Canu 1.5
Changes to Canu relative to v1.4 are documented in the v1.5 release notes (available at https://github.com/marbl/canu/releases/tag/v1.5). Briefly, one major change was a switch in the alignment algorithm used to generate consensus for the corrected reads and final contigs. This improved the corrected reads by slightly increasing their identity and splitting fewer reads. Canu also started using the raw read overlaps to estimate corrected read lengths and used that information to inform its selection of reads for correction. As with all such analysis packages, bugs continue to be identified and corrected. The first release of v1.5, for example, included a bug that erroneously removed heterozygous edges such that in the type of subgraphs shown in Fig. 4a, the results presented would potentially correspond to lower bounds of complexity. This and other issues have been corrected in recent development versions of Canu and the latest public release.
Nematode cultures
The N. brasiliensis strain used in this study was originally sourced from Lindsey Dent (University of Adelaide) and maintained at the Malaghan Institute for 22 years by serial passage through female Lewis rats [31]. Ethics approval is overseen and approved by the Animal Ethics Committee of Victoria University of Wellington. The strain used for the WTSI reference genome is not fully documented. In principle, it derives from a line that had been maintained serially at the National Institute for Medical Research at Mill Hill by Bridget Ogilvie starting in the early 1970s and then by Rick Maizel, at Imperial College. Murray Selkirk continued to maintain the strain at Imperial after R. Maizel moved to the University of Edinburgh, where he established parallel lines. These Edinburgh lines were supplemented on a number of occasions with cultures from Imperial College. The standard cycle involved injection of 4000–6000 L3 larvae into Sprague–Dawley rats, but was otherwise similar to that used at the Malaghan (R. Maizel, personal communication).
DNA preparation
Five samples of 25 mg each of frozen worms, cultured, harvested and purified as previously described [31], were sent to Simon Mayes (ONT) and subject to different methods of sample preparation (see Additional file 4: Table S2):
-
1.
Sonication, DNeasy: Worms were disrupted by sonication and then processed using a Qiagen DNeasy kit (ATL/AL, 30 min at 56 °C).

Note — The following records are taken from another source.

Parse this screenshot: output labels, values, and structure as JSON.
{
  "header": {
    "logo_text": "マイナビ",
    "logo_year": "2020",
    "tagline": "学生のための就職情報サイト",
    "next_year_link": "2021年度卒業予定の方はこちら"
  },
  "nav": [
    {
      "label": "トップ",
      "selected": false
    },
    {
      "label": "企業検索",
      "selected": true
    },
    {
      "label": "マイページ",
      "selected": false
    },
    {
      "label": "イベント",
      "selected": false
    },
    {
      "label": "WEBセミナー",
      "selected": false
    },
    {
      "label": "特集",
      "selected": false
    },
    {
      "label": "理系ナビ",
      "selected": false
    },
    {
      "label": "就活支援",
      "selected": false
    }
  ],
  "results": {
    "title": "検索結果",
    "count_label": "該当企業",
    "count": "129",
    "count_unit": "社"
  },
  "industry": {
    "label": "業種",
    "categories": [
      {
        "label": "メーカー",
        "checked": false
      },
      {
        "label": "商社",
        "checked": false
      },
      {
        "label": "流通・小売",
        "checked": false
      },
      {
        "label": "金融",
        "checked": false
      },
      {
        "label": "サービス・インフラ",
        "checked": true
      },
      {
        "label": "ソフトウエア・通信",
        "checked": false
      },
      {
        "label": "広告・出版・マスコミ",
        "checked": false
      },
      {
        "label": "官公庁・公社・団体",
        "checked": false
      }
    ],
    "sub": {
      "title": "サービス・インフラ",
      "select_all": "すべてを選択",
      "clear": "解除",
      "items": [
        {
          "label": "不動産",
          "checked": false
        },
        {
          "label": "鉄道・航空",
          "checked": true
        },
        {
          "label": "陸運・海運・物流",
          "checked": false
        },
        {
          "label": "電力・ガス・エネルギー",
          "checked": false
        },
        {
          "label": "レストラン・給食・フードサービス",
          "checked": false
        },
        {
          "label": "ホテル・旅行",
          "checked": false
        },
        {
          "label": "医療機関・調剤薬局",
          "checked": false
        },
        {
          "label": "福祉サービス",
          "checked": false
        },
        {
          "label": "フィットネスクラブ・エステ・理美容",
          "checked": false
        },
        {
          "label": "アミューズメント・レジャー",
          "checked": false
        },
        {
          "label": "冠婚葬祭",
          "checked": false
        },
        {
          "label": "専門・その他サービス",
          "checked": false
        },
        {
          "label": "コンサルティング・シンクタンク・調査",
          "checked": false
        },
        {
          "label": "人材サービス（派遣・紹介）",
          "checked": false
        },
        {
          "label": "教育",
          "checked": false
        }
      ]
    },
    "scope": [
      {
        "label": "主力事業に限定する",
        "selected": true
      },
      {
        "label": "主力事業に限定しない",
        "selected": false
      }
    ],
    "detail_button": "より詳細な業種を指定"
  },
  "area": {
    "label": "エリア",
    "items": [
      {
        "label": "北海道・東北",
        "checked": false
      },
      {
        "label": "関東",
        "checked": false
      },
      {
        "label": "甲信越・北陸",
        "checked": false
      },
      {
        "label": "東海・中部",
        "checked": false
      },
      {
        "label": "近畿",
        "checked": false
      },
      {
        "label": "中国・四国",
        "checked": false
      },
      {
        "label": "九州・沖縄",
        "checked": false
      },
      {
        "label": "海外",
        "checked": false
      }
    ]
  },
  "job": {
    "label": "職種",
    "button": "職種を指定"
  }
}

This yielded 900 ng of DNA and 1800 ng of RNA.
-
2.
Sonication, G2, Tip20: Worms were disrupted by sonication, then lysed using Qiagen buffer G2 (30 min at 56 °C). The lysate was purified using a Qiatip 20 anion exchange column. This yielded 800 ng of DNA.
-
3.
Direct lysis, DNeasy: Intact worms were added without prior disruption directly into Qiagen buffer G2 (30 mins at 56 °C). The lysate was processed using a Qiagen DNeasy kit (ATL/AL, 30 min at 56 °C). This yielded 700 ng of DNA and 17,700 ng of RNA.
-
4.
Pipette squashed, G2, Tip20: Worms were mashed against the side of the sample tube using a pipette tip. The cells then underwent chemical lysis in the Qiagen buffer G2 (120 min at 56 °C) and lysate was purified using the Qiatip 20 anion exchange column. The DNA was fragmented using a Covaris G-tube prior to library preparation. This yielded 1100 ng of DNA.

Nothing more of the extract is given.